I love it when He shows us He's totally IN us by showing up in similar ways in multiple places.
Hunh. Makes me think of that book "He's Not That Into You" - but in the opposite direction - God is totally into us, and proves it by showing up all over the place. Even in blogville ;)
Wow, Eryn!
Thank you for sharing that. It was an absolutely beautiful tribute that mom wrote.
Really puts it all in perspective....
i read her letter and i read the rest of her blog. amazing woman. amazing family. To see they just lost another baby in their family now too. I can almost feel the pain on my skin...if that makes any sense. Thanks for sharing. Its been hard...i have found so many beautifully, amazing, heart wrenching stories on blogland and each one amazingly has an incredible testimony for our Lord. The Lord is using these blogs to reach so many. I've learned a lot from reading these women's stories. Their candidness, their honesty, vulnerability, raw emotion. Life is so precious. There is no doubt of God's presence in our lives when you read these stories. Okay, enough of my blab. Thanks, Eryn for your own testimony.
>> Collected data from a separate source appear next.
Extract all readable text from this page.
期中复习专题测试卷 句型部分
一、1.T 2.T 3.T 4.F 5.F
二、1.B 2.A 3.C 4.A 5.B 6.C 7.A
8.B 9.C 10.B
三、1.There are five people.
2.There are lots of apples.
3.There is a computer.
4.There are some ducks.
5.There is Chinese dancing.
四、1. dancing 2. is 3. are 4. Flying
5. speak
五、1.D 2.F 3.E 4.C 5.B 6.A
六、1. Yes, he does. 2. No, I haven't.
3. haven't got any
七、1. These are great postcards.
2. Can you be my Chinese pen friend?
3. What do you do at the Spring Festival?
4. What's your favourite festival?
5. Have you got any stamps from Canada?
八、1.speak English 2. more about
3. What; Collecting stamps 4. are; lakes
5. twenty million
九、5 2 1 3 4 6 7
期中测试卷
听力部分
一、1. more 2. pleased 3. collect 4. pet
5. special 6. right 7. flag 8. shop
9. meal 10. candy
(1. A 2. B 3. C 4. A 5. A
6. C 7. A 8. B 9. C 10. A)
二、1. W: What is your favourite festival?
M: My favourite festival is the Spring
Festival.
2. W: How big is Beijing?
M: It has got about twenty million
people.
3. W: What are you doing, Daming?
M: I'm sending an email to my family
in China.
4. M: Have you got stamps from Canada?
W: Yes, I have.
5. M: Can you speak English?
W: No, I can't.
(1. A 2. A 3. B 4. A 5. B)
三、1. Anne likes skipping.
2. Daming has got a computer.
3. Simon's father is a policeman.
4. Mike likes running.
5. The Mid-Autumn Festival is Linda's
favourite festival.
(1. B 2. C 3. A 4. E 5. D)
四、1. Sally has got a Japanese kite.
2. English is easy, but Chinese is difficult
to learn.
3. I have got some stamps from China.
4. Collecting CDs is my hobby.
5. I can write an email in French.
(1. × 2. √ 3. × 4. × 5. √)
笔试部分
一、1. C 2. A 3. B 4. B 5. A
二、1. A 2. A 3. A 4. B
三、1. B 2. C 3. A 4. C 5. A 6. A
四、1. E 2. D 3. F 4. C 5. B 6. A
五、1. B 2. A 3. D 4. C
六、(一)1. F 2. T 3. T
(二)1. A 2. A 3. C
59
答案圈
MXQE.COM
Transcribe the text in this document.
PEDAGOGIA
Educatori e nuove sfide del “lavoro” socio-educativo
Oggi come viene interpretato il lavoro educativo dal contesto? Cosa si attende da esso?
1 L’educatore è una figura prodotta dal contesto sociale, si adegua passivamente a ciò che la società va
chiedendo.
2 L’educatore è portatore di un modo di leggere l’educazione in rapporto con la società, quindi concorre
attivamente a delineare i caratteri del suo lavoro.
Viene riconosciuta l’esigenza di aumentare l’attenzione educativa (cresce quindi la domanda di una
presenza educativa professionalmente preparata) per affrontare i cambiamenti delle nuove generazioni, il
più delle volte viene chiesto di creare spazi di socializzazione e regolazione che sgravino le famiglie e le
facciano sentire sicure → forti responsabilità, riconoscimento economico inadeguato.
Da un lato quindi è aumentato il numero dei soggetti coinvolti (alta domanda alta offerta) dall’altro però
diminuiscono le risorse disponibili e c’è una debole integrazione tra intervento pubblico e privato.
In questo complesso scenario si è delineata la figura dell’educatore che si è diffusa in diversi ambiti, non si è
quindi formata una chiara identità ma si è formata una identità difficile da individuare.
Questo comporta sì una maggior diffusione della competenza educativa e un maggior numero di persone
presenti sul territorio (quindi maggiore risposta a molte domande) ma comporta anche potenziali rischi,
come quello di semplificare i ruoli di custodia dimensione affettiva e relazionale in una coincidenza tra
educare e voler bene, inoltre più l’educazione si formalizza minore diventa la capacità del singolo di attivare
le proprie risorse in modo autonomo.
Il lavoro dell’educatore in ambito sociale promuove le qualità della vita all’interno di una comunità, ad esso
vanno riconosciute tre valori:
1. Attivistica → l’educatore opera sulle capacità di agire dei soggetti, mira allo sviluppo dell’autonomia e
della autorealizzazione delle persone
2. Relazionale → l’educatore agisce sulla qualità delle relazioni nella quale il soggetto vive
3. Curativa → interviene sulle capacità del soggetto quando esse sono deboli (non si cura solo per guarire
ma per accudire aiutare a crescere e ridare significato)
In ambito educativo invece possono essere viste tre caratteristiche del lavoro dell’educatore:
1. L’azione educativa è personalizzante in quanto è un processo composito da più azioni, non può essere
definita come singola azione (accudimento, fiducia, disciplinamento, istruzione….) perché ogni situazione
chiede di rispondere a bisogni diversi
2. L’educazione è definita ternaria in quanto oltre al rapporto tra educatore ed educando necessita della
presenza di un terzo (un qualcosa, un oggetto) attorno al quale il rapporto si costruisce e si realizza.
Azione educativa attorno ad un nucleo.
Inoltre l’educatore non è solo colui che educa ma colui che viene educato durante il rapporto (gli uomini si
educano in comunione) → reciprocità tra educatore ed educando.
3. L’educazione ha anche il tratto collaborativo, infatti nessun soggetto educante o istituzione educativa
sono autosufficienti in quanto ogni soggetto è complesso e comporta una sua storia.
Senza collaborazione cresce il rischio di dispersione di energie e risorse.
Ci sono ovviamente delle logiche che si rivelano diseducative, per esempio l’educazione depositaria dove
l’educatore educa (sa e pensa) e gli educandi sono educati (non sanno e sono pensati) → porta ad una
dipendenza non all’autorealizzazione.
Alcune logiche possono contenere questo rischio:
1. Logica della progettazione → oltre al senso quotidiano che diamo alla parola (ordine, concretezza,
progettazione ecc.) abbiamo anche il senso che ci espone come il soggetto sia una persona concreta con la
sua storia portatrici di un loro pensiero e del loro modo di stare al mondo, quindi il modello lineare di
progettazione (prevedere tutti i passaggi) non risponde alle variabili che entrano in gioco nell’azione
thanks for the post eryn! wow! one of the things i loved about her story is the peace that God gives in the midst of our pain. it was such a beautiful picture of Gods love and strength He gives us so that we may endure whatever circumstances that we may face. God is faithful. life is precious, it is a gift. but i am so thankful that this life is not all there is... there is so much more ahead of us! thank God!
Eryn,
I just read this post for the first time and I had one of those moments today...I know my kids are overtired (esp Megan) but today she told me she wanted to go live with her friend down the street...I can only imagine what lies ahead for me when the teen years hit!